Dans l’esprit des « voisins » : entre une nuit à applaudir une défaite au football et un matin à faire la queue.

La question n’est pas que le football en soi soit un problème, ni que la joie ou la tristesse face aux résultats des matches soit quelque chose de répréhensible.

Le véritable enjeu surgit lorsque cet événement passager devient un refuge psychologique collectif, masquant une réalité accablée par les crises et offrant un sentiment trompeur de victoire ou de délectation, tandis que les véritables questions restent en suspens jusqu’au lendemain matin.

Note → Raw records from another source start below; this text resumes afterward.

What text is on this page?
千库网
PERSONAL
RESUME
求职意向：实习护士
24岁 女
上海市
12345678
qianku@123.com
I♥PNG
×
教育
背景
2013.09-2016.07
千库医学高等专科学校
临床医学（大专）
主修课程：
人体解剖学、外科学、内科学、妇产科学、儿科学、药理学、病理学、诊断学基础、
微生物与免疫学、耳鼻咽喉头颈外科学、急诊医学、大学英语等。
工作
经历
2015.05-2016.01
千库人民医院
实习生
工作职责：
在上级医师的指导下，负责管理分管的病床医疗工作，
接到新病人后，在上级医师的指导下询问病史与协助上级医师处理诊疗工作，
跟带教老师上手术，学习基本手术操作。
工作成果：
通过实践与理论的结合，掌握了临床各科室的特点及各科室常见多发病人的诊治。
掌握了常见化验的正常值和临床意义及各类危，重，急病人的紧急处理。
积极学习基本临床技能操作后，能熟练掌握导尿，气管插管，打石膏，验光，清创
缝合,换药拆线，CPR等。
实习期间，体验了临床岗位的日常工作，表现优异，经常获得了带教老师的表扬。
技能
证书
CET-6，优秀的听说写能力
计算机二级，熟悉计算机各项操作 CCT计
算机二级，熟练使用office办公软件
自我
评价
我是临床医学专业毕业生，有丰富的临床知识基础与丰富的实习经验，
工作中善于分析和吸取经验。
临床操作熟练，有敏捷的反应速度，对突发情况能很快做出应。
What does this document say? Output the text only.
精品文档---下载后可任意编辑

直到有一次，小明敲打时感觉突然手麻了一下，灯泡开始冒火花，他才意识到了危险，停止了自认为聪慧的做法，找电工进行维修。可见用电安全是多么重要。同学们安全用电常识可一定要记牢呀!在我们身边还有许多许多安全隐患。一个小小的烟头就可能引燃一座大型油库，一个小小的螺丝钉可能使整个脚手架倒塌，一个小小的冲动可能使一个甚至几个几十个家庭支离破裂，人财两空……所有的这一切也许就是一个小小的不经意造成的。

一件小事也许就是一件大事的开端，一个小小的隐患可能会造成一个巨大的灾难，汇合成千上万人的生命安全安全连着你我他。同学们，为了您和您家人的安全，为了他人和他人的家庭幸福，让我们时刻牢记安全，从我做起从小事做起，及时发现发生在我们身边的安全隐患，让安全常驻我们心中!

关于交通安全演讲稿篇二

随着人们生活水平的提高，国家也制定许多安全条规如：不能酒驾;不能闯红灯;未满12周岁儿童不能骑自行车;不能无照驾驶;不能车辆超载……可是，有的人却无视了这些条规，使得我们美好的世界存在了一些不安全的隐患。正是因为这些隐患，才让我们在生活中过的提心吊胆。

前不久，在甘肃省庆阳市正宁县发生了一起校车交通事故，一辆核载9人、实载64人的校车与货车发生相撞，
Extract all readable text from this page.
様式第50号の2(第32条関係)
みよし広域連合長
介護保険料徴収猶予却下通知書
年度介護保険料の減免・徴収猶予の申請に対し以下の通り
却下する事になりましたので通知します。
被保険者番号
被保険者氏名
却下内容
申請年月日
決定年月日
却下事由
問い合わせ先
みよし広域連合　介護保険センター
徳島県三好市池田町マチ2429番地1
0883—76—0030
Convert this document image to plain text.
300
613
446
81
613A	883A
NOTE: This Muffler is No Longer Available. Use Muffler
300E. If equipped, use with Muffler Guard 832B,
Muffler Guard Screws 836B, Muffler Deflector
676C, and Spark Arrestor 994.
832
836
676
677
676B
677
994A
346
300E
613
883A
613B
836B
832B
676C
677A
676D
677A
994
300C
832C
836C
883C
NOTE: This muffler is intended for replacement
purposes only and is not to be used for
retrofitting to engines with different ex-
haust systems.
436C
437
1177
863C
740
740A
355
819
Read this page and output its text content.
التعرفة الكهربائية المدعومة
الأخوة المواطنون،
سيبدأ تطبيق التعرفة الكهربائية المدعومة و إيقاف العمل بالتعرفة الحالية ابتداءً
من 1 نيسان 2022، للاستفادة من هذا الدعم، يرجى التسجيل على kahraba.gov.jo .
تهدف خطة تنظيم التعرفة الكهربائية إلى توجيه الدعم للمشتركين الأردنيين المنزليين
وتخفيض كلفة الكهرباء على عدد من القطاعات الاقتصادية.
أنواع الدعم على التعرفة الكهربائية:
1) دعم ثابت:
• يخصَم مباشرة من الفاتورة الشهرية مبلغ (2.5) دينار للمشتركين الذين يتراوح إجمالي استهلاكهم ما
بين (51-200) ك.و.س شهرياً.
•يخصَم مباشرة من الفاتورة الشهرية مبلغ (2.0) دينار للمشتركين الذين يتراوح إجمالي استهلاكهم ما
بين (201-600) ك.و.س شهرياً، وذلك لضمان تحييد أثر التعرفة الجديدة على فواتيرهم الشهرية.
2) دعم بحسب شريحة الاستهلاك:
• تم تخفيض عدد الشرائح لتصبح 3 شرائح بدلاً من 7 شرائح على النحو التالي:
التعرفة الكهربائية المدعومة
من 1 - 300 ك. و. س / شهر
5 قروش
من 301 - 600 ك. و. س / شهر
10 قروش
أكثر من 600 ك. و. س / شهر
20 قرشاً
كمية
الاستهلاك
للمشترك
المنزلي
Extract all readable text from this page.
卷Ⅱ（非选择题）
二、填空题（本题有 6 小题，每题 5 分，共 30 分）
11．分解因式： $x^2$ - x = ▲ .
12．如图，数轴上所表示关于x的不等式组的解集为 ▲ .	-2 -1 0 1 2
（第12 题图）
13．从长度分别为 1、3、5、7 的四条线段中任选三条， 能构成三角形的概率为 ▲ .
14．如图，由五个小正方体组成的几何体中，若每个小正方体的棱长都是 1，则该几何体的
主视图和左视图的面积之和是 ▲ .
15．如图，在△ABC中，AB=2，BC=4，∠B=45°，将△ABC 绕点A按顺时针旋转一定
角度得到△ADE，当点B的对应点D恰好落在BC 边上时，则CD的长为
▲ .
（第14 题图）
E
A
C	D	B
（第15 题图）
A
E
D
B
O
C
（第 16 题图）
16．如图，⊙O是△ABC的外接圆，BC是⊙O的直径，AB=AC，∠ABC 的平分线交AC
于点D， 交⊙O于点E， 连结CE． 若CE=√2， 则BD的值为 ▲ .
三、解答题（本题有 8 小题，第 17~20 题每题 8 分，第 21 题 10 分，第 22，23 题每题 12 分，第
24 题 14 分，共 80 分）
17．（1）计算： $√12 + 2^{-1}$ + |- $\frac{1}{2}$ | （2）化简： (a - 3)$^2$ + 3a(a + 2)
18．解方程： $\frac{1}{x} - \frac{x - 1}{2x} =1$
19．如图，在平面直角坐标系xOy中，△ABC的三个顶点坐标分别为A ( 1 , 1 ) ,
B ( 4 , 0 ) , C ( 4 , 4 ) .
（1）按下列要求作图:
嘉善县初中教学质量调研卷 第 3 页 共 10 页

Ils se réjouissent la nuit de la défaite d’une équipe, lâchent des commentaires, échangent des sarcasmes et agissent comme si la balance de la justice s’était enfin rétablie.

Mais dès les premiers rayons du jour, l’euphorie d’une victoire illusoire se dissipe, et chacun retourne à une réalité implacable : les files d’attente pour l’huile, l’attente pour le lait, et les interrogations quotidiennes sur la vie qui ne changent ni avec un but manqué ni avec une décision arbitrale contestée.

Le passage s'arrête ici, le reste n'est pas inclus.